Powerday Plc Convicted Of Illegal Waste Offences, Fined $1M (UK)

Powerday Plc, [one] of London and South East England’s biggest waste companies, was sentenced for offences … which saw more than 17,000 tonnes of waste deposited and stored illegally.  Fines were imposed amounting to £1 million and the company agreed to pay the Environment Agency’s costs of £243,955.35 for the investigation and prosecution of the offences.”

Various Regulatory Documents: UK (UK)

I thought it might be interesting to look at some of the permissions and policies published by a UK regulator this fortnight.  The UK Environment Agency issues environmental permits: here is an example of one granted this fortnight.  And here is the agency’s updated enforcement policy for the River Thames.

OHSA Sentencing Considerations In Canada (Canada – criminal)

Dentons summarises a recent Canadian decision in an OHS matter where the Crown’s submission as to appropriate penalty was rejected and a smaller penalty imposed.  It provides some interesting comparisons to Australian theory and practice.  “The Court noted that the primary function of sentencing for regulatory breaches was deterrence; however, sentencing was still an individualized process requiring that all factors be considered, not just deterrence. The relevant factors included the financial circumstances of the corporate defendant. In the Judge’s view, the larger the corporation, the larger the fine. Conversely, when sentencing smaller corporations with more restrictive financial viability, the Court should apply a sentence that reflects that situation while still deterring offenders in similar circumstances from committing similar offences.”

Perhaps the most important difference to note is that in Canada, unlike in Australia, the prosecutor may make a submission about the appropriate size of a fine.
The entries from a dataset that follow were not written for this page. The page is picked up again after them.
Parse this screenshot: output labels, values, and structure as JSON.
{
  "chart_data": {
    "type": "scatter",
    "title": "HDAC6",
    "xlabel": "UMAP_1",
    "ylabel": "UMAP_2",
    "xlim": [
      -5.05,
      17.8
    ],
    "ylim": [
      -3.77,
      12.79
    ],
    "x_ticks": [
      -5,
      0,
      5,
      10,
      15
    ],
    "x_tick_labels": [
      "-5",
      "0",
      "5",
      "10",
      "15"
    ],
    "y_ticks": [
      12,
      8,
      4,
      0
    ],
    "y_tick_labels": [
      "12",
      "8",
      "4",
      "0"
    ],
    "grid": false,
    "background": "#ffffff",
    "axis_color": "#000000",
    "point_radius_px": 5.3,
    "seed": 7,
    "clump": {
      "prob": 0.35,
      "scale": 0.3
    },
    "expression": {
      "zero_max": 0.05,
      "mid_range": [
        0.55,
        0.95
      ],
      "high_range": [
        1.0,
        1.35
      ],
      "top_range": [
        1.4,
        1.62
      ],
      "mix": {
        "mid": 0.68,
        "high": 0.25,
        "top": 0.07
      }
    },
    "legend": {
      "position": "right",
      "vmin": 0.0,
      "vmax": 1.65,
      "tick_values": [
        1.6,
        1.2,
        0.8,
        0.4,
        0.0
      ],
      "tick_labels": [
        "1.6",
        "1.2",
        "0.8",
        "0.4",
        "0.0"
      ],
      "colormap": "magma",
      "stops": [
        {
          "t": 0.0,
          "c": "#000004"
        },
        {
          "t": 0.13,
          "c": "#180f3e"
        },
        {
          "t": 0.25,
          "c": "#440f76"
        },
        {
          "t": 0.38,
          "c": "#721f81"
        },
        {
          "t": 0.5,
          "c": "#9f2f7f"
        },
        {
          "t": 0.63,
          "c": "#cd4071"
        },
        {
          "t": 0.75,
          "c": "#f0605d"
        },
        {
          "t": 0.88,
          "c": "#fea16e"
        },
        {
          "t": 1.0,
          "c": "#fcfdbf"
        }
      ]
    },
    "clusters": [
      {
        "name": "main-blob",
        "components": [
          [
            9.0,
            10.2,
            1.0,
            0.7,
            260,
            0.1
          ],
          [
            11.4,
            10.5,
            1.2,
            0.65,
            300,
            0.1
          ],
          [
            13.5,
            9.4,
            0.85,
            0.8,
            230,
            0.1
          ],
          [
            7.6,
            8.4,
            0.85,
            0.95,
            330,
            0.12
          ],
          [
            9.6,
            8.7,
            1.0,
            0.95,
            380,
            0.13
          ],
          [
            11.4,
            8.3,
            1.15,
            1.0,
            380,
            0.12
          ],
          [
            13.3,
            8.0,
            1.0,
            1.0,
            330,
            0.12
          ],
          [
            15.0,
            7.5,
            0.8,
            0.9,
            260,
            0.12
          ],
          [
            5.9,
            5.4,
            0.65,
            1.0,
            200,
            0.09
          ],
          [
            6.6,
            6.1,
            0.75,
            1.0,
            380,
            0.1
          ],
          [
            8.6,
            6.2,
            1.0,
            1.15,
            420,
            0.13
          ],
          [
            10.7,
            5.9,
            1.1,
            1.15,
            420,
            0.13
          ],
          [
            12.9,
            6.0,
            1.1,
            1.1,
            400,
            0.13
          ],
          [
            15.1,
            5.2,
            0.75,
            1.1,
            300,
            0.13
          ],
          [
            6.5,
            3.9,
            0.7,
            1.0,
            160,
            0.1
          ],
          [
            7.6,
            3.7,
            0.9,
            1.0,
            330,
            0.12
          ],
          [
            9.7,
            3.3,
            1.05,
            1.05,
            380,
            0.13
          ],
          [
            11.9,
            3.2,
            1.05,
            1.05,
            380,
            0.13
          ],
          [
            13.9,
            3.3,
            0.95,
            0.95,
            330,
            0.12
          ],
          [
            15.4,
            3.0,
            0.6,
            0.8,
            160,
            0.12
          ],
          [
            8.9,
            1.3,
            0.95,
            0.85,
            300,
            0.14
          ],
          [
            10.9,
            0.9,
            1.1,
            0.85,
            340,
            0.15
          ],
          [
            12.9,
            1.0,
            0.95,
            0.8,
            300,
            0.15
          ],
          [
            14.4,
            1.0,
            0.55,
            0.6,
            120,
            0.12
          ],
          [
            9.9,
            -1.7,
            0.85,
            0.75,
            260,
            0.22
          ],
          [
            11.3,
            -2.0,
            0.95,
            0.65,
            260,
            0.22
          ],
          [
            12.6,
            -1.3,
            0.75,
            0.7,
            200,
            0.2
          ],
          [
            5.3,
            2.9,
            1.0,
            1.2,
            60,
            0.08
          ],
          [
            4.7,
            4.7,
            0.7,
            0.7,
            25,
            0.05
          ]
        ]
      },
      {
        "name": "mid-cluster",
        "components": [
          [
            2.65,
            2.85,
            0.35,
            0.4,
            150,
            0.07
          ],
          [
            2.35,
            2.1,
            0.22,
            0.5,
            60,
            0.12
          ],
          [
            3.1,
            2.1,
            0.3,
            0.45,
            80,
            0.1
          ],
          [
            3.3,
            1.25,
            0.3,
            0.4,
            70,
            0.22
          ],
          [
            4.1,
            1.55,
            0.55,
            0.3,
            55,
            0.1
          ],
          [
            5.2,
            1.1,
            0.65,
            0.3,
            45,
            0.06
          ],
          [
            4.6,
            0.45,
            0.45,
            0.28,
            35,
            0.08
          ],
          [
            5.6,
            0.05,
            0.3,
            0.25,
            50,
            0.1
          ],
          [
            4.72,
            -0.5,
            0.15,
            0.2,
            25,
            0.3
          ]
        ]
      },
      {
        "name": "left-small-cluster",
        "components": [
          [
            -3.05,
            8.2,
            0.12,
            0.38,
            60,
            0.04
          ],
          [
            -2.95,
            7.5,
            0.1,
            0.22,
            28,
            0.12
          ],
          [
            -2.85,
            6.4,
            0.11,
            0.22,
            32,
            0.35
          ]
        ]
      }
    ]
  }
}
Destruction of Threatened Species Bird Nests Results In Conviction And $8000 Fine (Canada – criminal)

A Canadian excavation company, Bergedac Ltée, “pleaded guilty in the Court of Quebec (criminal division) and was fined $8,000 for violating section 13 of the Migratory Birds Convention Act, 1994. … The investigation found that, in June 2013, more than 40 Bank Swallow nests were destroyed in the sand pit located near Beaumont, Quebec. The Bank Swallow populations had been declining significantly for about 40 years. The sand pits are preferred nesting spots for this species, which is designated as threatened by the Committee on the Status of Endangered Wildlife in Canada.”  The fine will be paid to the Environment Damages Fund; the company’s name was entered onto the Environmental Offenders Registry.

Ace Clinique of Medicine, LLC – Drug Trafficking, Fraud and Money Laundering Specialists (USA – criminal)

“A federal jury in London has convicted a doctor, his wife and their clinic of drug trafficking, health care fraud and money laundering, for orchestrating a scheme in which they made millions of dollars by unlawfully prescribing large amounts of prescription pills to citizens of eastern Kentucky… Ace Clinique of Medicine, LLC, was found guilty on over 180 counts of drug trafficking, health care fraud and money laundering.  The jury rendered its verdict after 13 hours of deliberation, following seven weeks of trial… The investigation was conducted by the FBI and the Kentucky State Police.  Assistant U.S. Attorneys Roger West and Andrew Sparks prosecuted this case on behalf of the federal government.”

The Importance Of Maintaining And Updating Environmental Permits (USA – regulatory)

The US EPA explains the importance of its work in reviewing and updating environmental permits.